À reportagem, André Figueiredo Rodrigues, doutor em História Social pela Universidade de São Paulo (USP), diz ainda que a “incorporação dos militares farroupilhas ao Exército brasileiro, com a manutenção de suas patentes e a taxação de 25% sobre o charque importado, protegendo assim a produção local” foram outras conquistas.
Segundo o professor do Departamento de História da Faculdade de Ciências e Letras, câmpus de Assis, e do Programa de Pós-Graduação em História da Universidade Estadual Paulista Júlio de Mesquita Filho (Unesp), os impactos deste marco histórico moldaram o estado gaúcho.
“Teve grande influência na construção dos símbolos que compõem a identidade cultural gaúcha, como o brasão, a bandeira e a vestimenta típica. Esses elementos permanecem vivos nas manifestações populares e são amplamente reconhecidos como expressões da tradição e do orgulho do Rio Grande do Sul. Ao se deparar com uma pessoa vestida com bombacha, botas, chapéu e segurando um chimarrão, se associa imediatamente aquela pessoa com a figura do gaúcho farroupilha, símbolo de resistência e liberdade no imaginário coletivo regional”, analisa.

Simbolismo cultural

Os impactos não se limitaram ao âmbito político, deixando marcas profundas nos patrimônios material e imaterial da cultura gaúcha, conforme aponta o doutor. “Em vários eventos, como a Semana Farroupilha, se vêm traços da herança história da Revolução Farroupilha que permaneceram no tempo: música, dança, roupas, chimarrão e o churrasco, por exemplo. Elementos-símbolos do orgulho e da identidade gaúcha”, lista.
André Figueiredo Rodrigues observa o mesmo parâmetro na figura do “gaúcho guerreiro” e no simbolismo em volta dele. “Por causa da construção que se fez ao longo do tempo para representar o gaúcho como um herói nacional, a Revolução Farroupilha passou a ser reinterpretada como um evento que exalta a bravura e a luta pela liberdade de um povo”.
“Tornou-se mesmo mais do que isto, um instrumento para reforçar uma identidade regional idealizada, muitas vezes desvinculada das contradições do próprio conflito separatista. Ao longo do tempo, o dia 20 de setembro transformou-se na celebração do Dia do Gaúcho e da identidade cultural gaúcha no Rio Grande do Sul, tornando-se um símbolo de patriotismo, da luta pela liberdade e a preservação das tradições gaúchas”, conclui.
Paralelos

Já para o escritor e biógrafo Paulo Rezzutti, vencedor do Prêmio Jabuti de Literatura na categoria biografia em 2016 com a obra “Dom Pedro, a história não contada”, o feriado “passou da memória de um levante armado para uma celebração da cultura e das tradições gaúchas”.
“A data de início do conflito, 20 de setembro, é hoje considerada a data magna do Rio Grande do Sul, comemorada como o Dia do Gaúcho. Ao longo da semana, são realizados eventos relembrando a revolução em várias cidades, com desfiles, cavalgadas e acampamentos, como acontece em Porto Alegre no parque Harmonia. A celebração inclui roupas típicas e atividades culturais que homenageiam a cultura do estado”, acrescenta ao iG Turismo.
O autor ainda põe em contraste a Guerra dos Farrapos com outro conflito histórico, este ocorrido em São Paulo. “A Revoução Farroupilha ajudou a formar a identidade dos gaúchos, concentrando um certo orgulho da história regional, não muito diferente da representação da Revolução Constitucionalista em São Paulo”, compara ele, que produz vídeos para o próprio canal do YouTube.
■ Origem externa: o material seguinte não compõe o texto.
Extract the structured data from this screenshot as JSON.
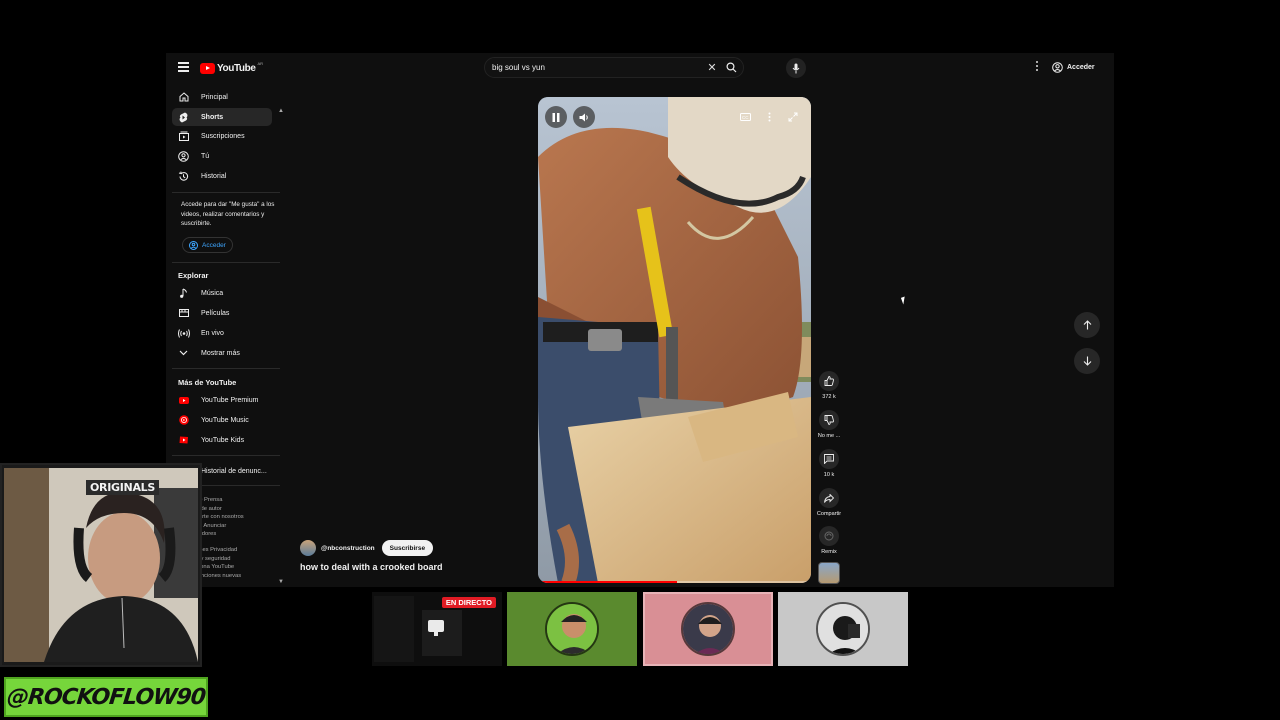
{
  "header": {
    "brand": "YouTube",
    "brand_suffix": "AR",
    "search_query": "big soul vs yun",
    "signin_label": "Acceder"
  },
  "sidebar": {
    "primary": [
      {
        "label": "Principal",
        "icon": "home-icon"
      },
      {
        "label": "Shorts",
        "icon": "shorts-icon",
        "active": true
      },
      {
        "label": "Suscripciones",
        "icon": "subscriptions-icon"
      },
      {
        "label": "Tú",
        "icon": "you-icon"
      },
      {
        "label": "Historial",
        "icon": "history-icon"
      }
    ],
    "login_prompt": "Accede para dar \"Me gusta\" a los videos, realizar comentarios y suscribirte.",
    "login_button": "Acceder",
    "explore_title": "Explorar",
    "explore": [
      {
        "label": "Música",
        "icon": "music-icon"
      },
      {
        "label": "Películas",
        "icon": "movies-icon"
      },
      {
        "label": "En vivo",
        "icon": "live-icon"
      },
      {
        "label": "Mostrar más",
        "icon": "chevron-down-icon"
      }
    ],
    "more_title": "Más de YouTube",
    "more": [
      {
        "label": "YouTube Premium",
        "icon": "youtube-premium-icon"
      },
      {
        "label": "YouTube Music",
        "icon": "youtube-music-icon"
      },
      {
        "label": "YouTube Kids",
        "icon": "youtube-kids-icon"
      }
    ],
    "report_history": "Historial de denunc...",
    "footer_lines_1": [
      "de  Prensa",
      "s de autor",
      "carte con nosotros",
      "es  Anunciar",
      "lladores"
    ],
    "footer_lines_2": [
      "ones  Privacidad",
      "s y seguridad",
      "ciona YouTube",
      "funciones nuevas"
    ]
  },
  "short": {
    "channel_handle": "@nbconstruction",
    "subscribe_label": "Suscribirse",
    "title": "how to deal with a crooked board",
    "progress": 0.51,
    "actions": {
      "likes": "372 k",
      "dislike": "No me ...",
      "comments": "10 k",
      "share": "Compartir",
      "remix": "Remix"
    }
  },
  "overlay": {
    "cam_sign": "ORIGINALS",
    "streamer_handle": "@ROCKOFLOW90",
    "live_badge": "EN DIRECTO",
    "tile_colors": [
      "#0e0e0e",
      "#5a8a2e",
      "#d98f95",
      "#c8c8c8"
    ]
  }
}
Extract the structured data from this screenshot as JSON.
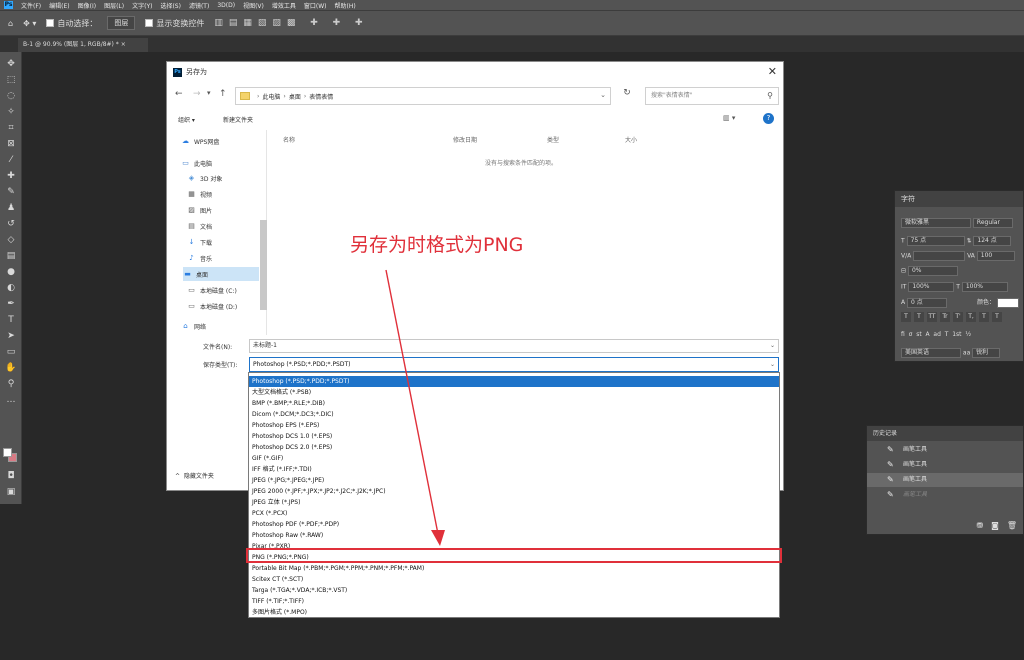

Paulo Rezzutti ressalta que o conflito ocorrido no Rio Grande do Sul apresenta particularidades em relação a outras disputas registradas no Brasil e até mesmo em outros países. Tais diferenças se devem, na maioria, à longa duração do embate, bem como à sua ampla abrangência territorial, que chegou a alcançar o estado de Santa Catarina.
“Em primeiro lugar a extensão, tanto em espaço quanto em tempo. A maioria das revoltas regenciais foram restritas a poucas cidades, enquanto a Farroupilha atingiu praticamente todo o Rio Grande do Sul e partes de Santa Catarina”, elucida.
“Além disso, a revolução não foi facilmente debelada e se estendeu durante dez anos. Mesmo depois que o governo imperial ganhou a iniciativa e recuperou a maior parte do território, os farroupilhas continuaram ações de guerrilha contra eles. Isso era possível, em parte, por essa ter sido a única das revoltas regenciais a ocorrer numa área de fronteira. As tropas farroupilhas podiam atacar as tropas imperiais e depois fugir, refugiando-se no Uruguai”, comenta.
Influência atemporal
Um dos temas analisados por historiadores e pesquisadores é o legado deixado pela Guerra dos Farrapos para as gerações que se seguiram ao Tratado de Poncho Verde, assinado em março de 1845. Em entrevista ao iG Turismo, o professor Pedro Riccioppo, licenciado em História pela Universidade Federal Fluminense (UFF), discute como isso ainda se relaciona com a identidade da juventude gaúcha.
“A memória representa para a juventude gaúcha uma ideia de identificação coletiva, de se identificar entre eles e um aspecto de continuidade histórica, de continuar o que foi feito nos dias de hoje. Por isso, a utilização de vestimentas iguais, com o objetivo de reprodução daquele passado histórico”, expõe.

“A partir do século XX, principalmente metade de 1947 e 1960, temos movimentos que vão se intensificar para ressignificar a Farroupilha, para celebrá-la. O mês de setembro é muito simbólico. Constrói-se toda uma memória e uma herança dos passados dos Farrapos no Rio Grande do Sul”, adiciona ele, que faz conteúdos didáticos sobre história no canal SOS História – Prof. Pedro Riccioppo, no YouTube.
A permanência da memória farroupilha entre as novas gerações mostra como o passado continua exercendo influência sobre a construção da identidade cultural no presente. A juventude gaúcha, ao adotar símbolos, vestimentas e práticas ligadas à Revolução Farroupilha, não apenas revisita um momento histórico, mas também reforça um sentimento de pertencimento coletivo.
Esse processo, como aponta o professor Pedro Riccioppo, é uma forma de dar continuidade àquilo que foi vivido no passado, adaptando-o ao contexto atual. A partir da segunda metade do século XX, esse movimento de resgate e celebração ganhou ainda mais força, especialmente durante o mês de setembro, quando o simbolismo da tradição ganha destaque.
O que se observa é uma construção contínua de memória, que transforma o legado da Guerra dos Farrapos em elemento vivo da cultura regional. Mais do que um fato histórico, a Farroupilha se mantém como referência para o povo gaúcho, especialmente entre os jovens, que a ressignificam como expressão de identidade e orgulho.